Any computer system for natural language processing has to struggle with the problem of ambiguities. If the system is meant to extract precise information from a text, these ambiguities must be resolved. One of the most frequent ambiguities arises from the attachment of prepositional phrases (PPs). A PP that follows a noun can be attached to the noun or to the verb. In this book we propose a method to resolve such ambiguties in German sentences based on cooccurrence values derived from a shallow parsed corpus.
Corpus processing is therefore an important preliminary step. We introduce the modules for proper name recognition and classification, Part-of-Speech tagging, lemmatization, phrase chunking, and clause boundary detection. We processed a corpus of more than 5 million words from the Computer-Zeitung, a weekly computer science newspaper. All information compiled through corpus processing is annotated to the corpus.
In addition to the training corpus, we prepared a 3000 sentence test corpus with manually annotated syntax trees. From this treebank we extracted over 4000 test cases with ambiguously positioned PPs for the evaluation of the disambiguation method. We also extracted test cases from the NEGRA treebank in order to check the domain dependency of the method.

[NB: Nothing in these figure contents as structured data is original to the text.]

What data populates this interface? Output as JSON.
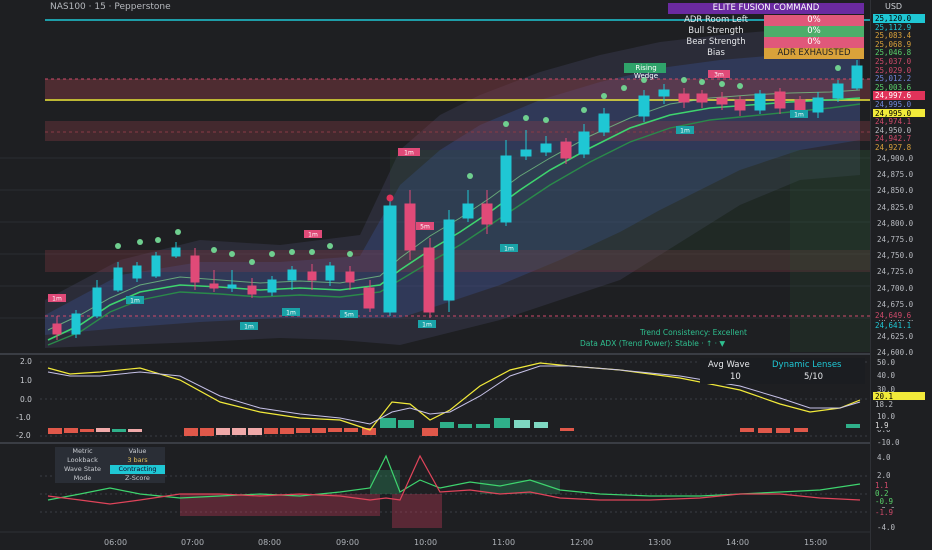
{
  "symbol": "NAS100 · 15 · Pepperstone",
  "currency": "USD",
  "price_axis": [
    "24,900.0",
    "24,875.0",
    "24,850.0",
    "24,825.0",
    "24,800.0",
    "24,775.0",
    "24,750.0",
    "24,725.0",
    "24,700.0",
    "24,675.0",
    "24,650.0",
    "24,625.0",
    "24,600.0"
  ],
  "price_tags": [
    {
      "text": "25,120.0",
      "bg": "#1fc7d4",
      "fg": "#000"
    },
    {
      "text": "25,112.9",
      "bg": "#1e1f22",
      "fg": "#1fc7d4"
    },
    {
      "text": "25,083.4",
      "bg": "#1e1f22",
      "fg": "#d8a03a"
    },
    {
      "text": "25,068.9",
      "bg": "#1e1f22",
      "fg": "#d8a03a"
    },
    {
      "text": "25,046.8",
      "bg": "#1e1f22",
      "fg": "#5ad06a"
    },
    {
      "text": "25,037.0",
      "bg": "#1e1f22",
      "fg": "#cf4a6a"
    },
    {
      "text": "25,029.0",
      "bg": "#1e1f22",
      "fg": "#cf4a6a"
    },
    {
      "text": "25,012.2",
      "bg": "#1e1f22",
      "fg": "#6f86d8"
    },
    {
      "text": "25,003.6",
      "bg": "#1e1f22",
      "fg": "#5ad06a"
    },
    {
      "text": "24,997.6",
      "bg": "#e0335a",
      "fg": "#fff"
    },
    {
      "text": "24,995.0",
      "bg": "#1e1f22",
      "fg": "#6f86d8"
    },
    {
      "text": "24,995.0",
      "bg": "#f2ea3a",
      "fg": "#000"
    },
    {
      "text": "24,974.1",
      "bg": "#1e1f22",
      "fg": "#cf4a6a"
    },
    {
      "text": "24,950.0",
      "bg": "#1e1f22",
      "fg": "#b9bcc2"
    },
    {
      "text": "24,942.7",
      "bg": "#1e1f22",
      "fg": "#cf4a6a"
    },
    {
      "text": "24,927.8",
      "bg": "#1e1f22",
      "fg": "#d8a03a"
    }
  ],
  "lower_tags": [
    {
      "text": "24,649.6",
      "bg": "#1e1f22",
      "fg": "#cf4a6a"
    },
    {
      "text": "24,641.1",
      "bg": "#1e1f22",
      "fg": "#1fc7d4"
    }
  ],
  "fusion_table": {
    "title": "ELITE FUSION COMMAND",
    "rows": [
      {
        "label": "ADR Room Left",
        "value": "0%",
        "bg": "#e0587a"
      },
      {
        "label": "Bull Strength",
        "value": "0%",
        "bg": "#4cae6a"
      },
      {
        "label": "Bear Strength",
        "value": "0%",
        "bg": "#e0587a"
      },
      {
        "label": "Bias",
        "value": "ADR EXHAUSTED",
        "bg": "#d9a23a"
      }
    ]
  },
  "pattern_label": "Rising Wedge",
  "trend_note_1": "Trend Consistency: Excellent",
  "trend_note_2": "Data ADX (Trend Power): Stable  ·  ↑  ·  ▼",
  "wave_box": {
    "col1_head": "Avg Wave",
    "col2_head": "Dynamic Lenses",
    "col1_val": "10",
    "col2_val": "5/10"
  },
  "osc_axis": [
    "2.0",
    "1.0",
    "0.0",
    "-1.0",
    "-2.0"
  ],
  "osc_right_axis": [
    "50.0",
    "40.0",
    "30.0",
    "20.0",
    "10.0",
    "0.0",
    "-10.0"
  ],
  "osc_tags": [
    {
      "text": "20.1",
      "bg": "#f2ea3a",
      "fg": "#000"
    },
    {
      "text": "18.2",
      "bg": "#1e1f22",
      "fg": "#b9bcc2"
    },
    {
      "text": "1.9",
      "bg": "#1e1f22",
      "fg": "#ddd"
    }
  ],
  "metric_table": {
    "rows": [
      [
        "Metric",
        "Value"
      ],
      [
        "Lookback",
        "3 bars"
      ],
      [
        "Wave State",
        "Contracting"
      ],
      [
        "Mode",
        "Z-Score"
      ]
    ]
  },
  "z_axis": [
    "4.0",
    "2.0",
    "0.0",
    "-2.0",
    "-4.0"
  ],
  "z_tags": [
    {
      "text": "1.1",
      "fg": "#cf4a6a"
    },
    {
      "text": "0.2",
      "fg": "#5ad06a"
    },
    {
      "text": "-0.9",
      "fg": "#5ad06a"
    },
    {
      "text": "-1.9",
      "fg": "#cf4a6a"
    }
  ],
  "time_labels": [
    "06:00",
    "07:00",
    "08:00",
    "09:00",
    "10:00",
    "11:00",
    "12:00",
    "13:00",
    "14:00",
    "15:00"
  ],
  "tf_labels": [
    "1m",
    "1m",
    "1m",
    "1m",
    "1m",
    "5m",
    "1m",
    "1m",
    "1m",
    "1m",
    "3m",
    "5m"
  ]
}
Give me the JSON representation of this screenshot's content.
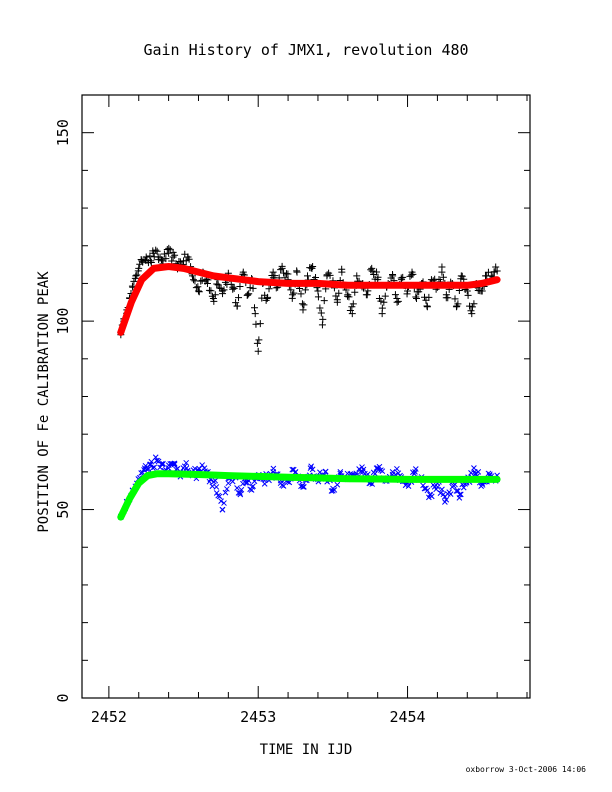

The disambiguation method is based on the idea that a frequent cooccurrence of two words in a corpus indicates binding strength. In particular, we measure the cooccurrence strength between nouns (N) and prepositions (P) and on the other hand between verbs (V) and prepositions. The competing cooccurrence values of N+P versus V+P are compared to decide whether to attach a prepositional phrase (PP) to the noun or to the verb. A variable word order language like German poses special problems for determining the cooccurrence value between verb and preposition since the verb may occur at different positions in a sentence. We tackle this problem with the help of a clause boundary detector to delimit the verb's access range.
Still, the cooccurrence values for V+P are much stronger than for N+P. We need to counterbalance this inequality with a noun factor which is computed from the general tendency of all prepositions to attach to verbs rather than to nouns. It is shown that this noun factor leads to the optimal attachment accuracy.
The method for determining the cooccurrence values is gradually refined by distinguishing sure and possible attachments, different verb readings, idiomatic and non-idiomatic usage, deverbal versus regular nouns, as well as the head noun from the prepositional phrase. In parallel we increase the coverage of the method by using various clustering techniques: lemmatization, core of compounds, proper name classes and the GermaNet thesaurus.
In order to evaluate the method we used the two test sets. We also varied the training corpus to determine its influence on the cooccurrence values. As the ultimate corpus, we tried cooccurrence frequencies from the WWW.
Finally, we compared our method to another unsupervised method and to two supervised methods for PP attachment disambiguation. We show that intertwining our cooccurrence-based method with the supervised Back-off model leads to the best results: 81% correct attachments for the Computer-Zeitung test set.